Personal software stays in debut mode. Scoped, weird, specific. Mine has exactly the features I use, in exactly the arrangement that fits my head. That's not because I'm a better designer than the YNAB team. It's because I have one user.
The part nobody talks about
There's one more thing I want to surface, because the productivity framing has eaten the entire AI discourse and it's making us miss something.
I built Simple Chores partly because it was fun. I'd never done that kind of project before. I had no idea what I was doing with Home Assistant's app framework. It was an evening hobby. Same energy as typing BASIC programs out of a magazine to see what they did.

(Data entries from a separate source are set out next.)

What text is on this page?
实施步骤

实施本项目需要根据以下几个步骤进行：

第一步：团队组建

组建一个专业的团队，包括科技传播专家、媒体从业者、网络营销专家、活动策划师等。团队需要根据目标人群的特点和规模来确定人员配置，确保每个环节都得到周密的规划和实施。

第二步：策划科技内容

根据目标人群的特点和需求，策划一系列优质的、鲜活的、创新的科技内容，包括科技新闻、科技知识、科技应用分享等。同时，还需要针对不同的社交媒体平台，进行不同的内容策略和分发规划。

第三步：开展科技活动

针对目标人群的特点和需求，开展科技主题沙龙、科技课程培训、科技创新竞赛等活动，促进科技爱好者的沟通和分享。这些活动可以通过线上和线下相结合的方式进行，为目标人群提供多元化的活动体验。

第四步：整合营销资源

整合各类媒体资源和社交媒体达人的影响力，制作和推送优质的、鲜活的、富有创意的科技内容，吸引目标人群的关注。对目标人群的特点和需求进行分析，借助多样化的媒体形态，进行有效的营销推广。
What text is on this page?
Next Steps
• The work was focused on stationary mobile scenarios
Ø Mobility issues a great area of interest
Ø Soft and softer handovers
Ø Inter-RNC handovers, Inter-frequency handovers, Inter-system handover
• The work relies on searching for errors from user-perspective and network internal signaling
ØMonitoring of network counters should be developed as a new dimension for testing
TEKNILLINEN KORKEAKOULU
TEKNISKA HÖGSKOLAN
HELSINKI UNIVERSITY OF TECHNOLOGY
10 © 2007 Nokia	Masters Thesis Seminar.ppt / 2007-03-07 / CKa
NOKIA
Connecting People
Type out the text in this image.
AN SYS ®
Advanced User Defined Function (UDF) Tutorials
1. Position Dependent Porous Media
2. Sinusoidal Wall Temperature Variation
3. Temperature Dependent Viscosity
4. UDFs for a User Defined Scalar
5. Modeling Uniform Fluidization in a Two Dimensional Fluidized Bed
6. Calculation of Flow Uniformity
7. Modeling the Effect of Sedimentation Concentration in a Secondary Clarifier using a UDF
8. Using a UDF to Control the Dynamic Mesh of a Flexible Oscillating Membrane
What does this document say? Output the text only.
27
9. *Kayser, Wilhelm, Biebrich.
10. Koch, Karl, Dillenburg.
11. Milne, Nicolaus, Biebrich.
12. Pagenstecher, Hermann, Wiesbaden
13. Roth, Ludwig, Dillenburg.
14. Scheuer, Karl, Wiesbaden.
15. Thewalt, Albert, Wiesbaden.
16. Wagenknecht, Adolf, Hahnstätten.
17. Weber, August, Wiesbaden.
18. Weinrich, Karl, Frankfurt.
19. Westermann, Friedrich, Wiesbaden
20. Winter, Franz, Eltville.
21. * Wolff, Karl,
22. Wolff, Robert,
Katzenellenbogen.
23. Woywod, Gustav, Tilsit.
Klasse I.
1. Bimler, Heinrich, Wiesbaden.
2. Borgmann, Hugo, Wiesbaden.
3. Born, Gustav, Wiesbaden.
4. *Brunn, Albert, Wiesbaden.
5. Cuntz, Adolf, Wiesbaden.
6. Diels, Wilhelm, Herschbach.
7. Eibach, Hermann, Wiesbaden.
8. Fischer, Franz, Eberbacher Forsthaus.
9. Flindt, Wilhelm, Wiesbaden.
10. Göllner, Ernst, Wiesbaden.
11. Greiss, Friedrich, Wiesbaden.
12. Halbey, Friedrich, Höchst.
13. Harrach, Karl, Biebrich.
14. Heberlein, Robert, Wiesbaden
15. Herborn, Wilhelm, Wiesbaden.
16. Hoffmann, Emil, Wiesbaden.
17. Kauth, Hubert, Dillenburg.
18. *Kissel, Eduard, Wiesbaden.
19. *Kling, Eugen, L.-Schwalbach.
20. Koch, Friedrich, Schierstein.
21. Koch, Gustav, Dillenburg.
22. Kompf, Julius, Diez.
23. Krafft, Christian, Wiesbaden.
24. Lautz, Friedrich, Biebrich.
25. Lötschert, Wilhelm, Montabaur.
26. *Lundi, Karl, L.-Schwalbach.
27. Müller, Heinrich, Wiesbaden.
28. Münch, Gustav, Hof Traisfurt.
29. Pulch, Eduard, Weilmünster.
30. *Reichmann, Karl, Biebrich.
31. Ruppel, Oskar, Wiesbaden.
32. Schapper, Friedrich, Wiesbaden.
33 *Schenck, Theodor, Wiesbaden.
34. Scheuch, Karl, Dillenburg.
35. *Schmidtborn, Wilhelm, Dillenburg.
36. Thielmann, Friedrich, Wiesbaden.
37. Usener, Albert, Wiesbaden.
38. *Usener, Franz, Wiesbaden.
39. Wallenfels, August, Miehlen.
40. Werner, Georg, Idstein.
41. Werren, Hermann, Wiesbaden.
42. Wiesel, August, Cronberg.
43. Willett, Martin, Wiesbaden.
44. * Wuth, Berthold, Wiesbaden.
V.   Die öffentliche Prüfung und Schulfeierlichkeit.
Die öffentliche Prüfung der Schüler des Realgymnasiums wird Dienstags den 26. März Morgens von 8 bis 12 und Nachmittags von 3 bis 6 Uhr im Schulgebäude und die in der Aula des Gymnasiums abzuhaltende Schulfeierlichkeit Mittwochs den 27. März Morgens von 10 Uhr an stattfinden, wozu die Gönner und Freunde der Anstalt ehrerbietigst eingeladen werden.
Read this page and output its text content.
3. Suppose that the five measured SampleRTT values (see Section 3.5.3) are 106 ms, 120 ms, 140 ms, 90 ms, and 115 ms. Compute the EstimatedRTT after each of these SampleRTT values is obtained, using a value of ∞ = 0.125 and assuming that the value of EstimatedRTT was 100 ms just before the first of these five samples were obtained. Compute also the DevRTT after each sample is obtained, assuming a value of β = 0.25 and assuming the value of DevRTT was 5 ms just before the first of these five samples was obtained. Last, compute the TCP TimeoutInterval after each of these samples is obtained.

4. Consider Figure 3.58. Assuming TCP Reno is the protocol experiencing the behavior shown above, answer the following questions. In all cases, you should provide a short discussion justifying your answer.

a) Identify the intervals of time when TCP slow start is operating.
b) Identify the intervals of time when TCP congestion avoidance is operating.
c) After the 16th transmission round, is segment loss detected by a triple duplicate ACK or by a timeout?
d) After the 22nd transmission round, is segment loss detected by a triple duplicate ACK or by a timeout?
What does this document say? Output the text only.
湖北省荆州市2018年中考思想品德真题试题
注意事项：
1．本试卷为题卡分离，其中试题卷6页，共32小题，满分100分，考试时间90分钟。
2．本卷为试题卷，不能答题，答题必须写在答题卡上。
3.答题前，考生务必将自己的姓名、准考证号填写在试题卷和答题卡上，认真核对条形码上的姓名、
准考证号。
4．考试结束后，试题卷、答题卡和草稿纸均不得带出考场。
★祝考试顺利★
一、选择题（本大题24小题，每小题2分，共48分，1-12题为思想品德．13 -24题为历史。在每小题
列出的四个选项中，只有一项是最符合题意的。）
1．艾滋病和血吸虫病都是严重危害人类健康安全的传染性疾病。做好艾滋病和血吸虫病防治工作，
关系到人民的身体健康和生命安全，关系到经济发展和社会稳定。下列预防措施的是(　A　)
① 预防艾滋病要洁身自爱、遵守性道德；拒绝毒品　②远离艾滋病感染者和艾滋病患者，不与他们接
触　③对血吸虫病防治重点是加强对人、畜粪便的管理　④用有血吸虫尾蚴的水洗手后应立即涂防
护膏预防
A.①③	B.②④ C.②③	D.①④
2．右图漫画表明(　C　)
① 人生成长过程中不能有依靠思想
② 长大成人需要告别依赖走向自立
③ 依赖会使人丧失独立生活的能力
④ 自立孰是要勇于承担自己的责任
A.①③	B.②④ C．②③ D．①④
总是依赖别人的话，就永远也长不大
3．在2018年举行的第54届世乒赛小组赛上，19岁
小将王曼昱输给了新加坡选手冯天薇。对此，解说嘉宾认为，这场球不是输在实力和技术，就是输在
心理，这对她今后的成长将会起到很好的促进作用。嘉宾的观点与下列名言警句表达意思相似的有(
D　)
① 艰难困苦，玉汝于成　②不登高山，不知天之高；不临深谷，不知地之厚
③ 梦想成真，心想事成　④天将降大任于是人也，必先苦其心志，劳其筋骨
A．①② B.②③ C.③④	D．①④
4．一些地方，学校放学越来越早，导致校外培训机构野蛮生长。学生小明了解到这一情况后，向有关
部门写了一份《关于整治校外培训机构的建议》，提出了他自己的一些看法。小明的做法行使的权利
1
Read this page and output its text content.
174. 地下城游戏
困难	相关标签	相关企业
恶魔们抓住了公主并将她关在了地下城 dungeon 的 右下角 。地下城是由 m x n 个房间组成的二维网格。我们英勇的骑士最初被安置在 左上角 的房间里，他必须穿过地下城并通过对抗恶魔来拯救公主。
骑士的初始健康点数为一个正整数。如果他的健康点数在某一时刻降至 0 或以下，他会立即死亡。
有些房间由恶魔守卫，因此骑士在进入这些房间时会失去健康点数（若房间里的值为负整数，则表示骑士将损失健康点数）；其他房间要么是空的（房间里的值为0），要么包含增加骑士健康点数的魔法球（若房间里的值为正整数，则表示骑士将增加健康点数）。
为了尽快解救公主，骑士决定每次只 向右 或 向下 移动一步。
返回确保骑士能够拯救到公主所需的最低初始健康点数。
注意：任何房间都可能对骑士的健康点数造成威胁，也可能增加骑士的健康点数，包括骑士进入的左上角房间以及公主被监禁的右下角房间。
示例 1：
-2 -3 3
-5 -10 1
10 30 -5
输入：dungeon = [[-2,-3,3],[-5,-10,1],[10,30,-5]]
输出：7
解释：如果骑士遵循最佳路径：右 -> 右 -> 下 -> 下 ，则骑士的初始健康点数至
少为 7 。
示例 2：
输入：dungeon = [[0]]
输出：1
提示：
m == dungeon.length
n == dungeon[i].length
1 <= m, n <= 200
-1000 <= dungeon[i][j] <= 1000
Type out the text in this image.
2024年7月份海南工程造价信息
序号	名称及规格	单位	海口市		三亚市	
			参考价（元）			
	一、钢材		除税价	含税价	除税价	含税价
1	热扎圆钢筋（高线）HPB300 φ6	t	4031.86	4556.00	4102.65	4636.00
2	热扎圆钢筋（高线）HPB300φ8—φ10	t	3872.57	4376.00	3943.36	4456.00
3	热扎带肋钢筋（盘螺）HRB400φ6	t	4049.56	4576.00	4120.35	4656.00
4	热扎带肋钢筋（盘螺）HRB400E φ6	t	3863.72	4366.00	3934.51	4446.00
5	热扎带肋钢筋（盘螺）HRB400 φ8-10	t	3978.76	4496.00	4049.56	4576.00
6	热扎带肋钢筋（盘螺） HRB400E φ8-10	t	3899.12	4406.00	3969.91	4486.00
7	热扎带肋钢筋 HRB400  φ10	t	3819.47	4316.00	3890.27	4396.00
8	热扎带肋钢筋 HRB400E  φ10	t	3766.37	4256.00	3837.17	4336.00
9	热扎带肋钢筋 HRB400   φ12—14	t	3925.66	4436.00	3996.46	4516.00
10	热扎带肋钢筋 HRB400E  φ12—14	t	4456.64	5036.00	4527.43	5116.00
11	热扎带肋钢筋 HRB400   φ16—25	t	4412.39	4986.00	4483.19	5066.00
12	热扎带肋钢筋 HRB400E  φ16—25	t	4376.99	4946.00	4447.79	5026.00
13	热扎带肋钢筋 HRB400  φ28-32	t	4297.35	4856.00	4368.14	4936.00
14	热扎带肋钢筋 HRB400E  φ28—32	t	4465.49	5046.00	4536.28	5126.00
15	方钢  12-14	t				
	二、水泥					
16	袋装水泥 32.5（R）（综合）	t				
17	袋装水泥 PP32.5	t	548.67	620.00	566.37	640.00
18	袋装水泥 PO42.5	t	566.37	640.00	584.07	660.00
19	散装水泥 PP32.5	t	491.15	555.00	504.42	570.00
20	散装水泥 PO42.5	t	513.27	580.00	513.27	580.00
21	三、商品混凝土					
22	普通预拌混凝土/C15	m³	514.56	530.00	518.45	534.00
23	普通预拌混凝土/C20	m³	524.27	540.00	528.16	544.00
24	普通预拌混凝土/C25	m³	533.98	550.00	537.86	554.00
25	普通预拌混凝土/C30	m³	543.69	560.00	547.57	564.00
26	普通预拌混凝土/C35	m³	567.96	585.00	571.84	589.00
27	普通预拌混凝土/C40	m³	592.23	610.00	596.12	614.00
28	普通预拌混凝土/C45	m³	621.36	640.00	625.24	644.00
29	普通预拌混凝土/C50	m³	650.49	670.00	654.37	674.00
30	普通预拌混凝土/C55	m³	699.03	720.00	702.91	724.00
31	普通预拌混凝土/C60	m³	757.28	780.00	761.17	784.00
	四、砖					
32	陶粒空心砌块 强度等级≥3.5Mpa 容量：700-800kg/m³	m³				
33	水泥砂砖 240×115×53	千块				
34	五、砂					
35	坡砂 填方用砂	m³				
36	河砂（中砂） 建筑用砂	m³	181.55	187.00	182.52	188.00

That kind of building — speculative, unprofitable, just-to-see — was a huge part of why the home computer era mattered to people who lived through it. It wasn't all productivity. A lot of it was play. You built a thing because you wanted to know if you could.
AI-assisted coding has brought that back, and almost no one is talking about it because the discourse is locked into ten-engineers-replaced-by-one framing. Some of the best output from this technology, in my own life, has nothing to do with productivity. It's the return of personal software, yes. But it's also the return of personal programming — the practice, the play, the tinkering. The part where you build something for yourself just to see what happens.
That part is harder to put in a deck. But it's real, and if you've felt it, you know.
So, is it crazy to just build my own?
For most things, still yes. Build your own payments processor: crazy. Build your own CRM: still crazy. Build your own collaboration tool for a team of fifty: crazy. SaaS continues to do exactly what SaaS is good at, and the AI hype declaring otherwise will look as silly in three years as the no-code hype did.
But for the personal layer — the budget that has to fit your method, the chore tracker that has to fit your household, the dozen little utilities that fit your life and only your life — the answer has quietly flipped.
A day and a half. Spreadsheet logic, my categories, my interface. Used every day.
It's not crazy anymore. That's the story.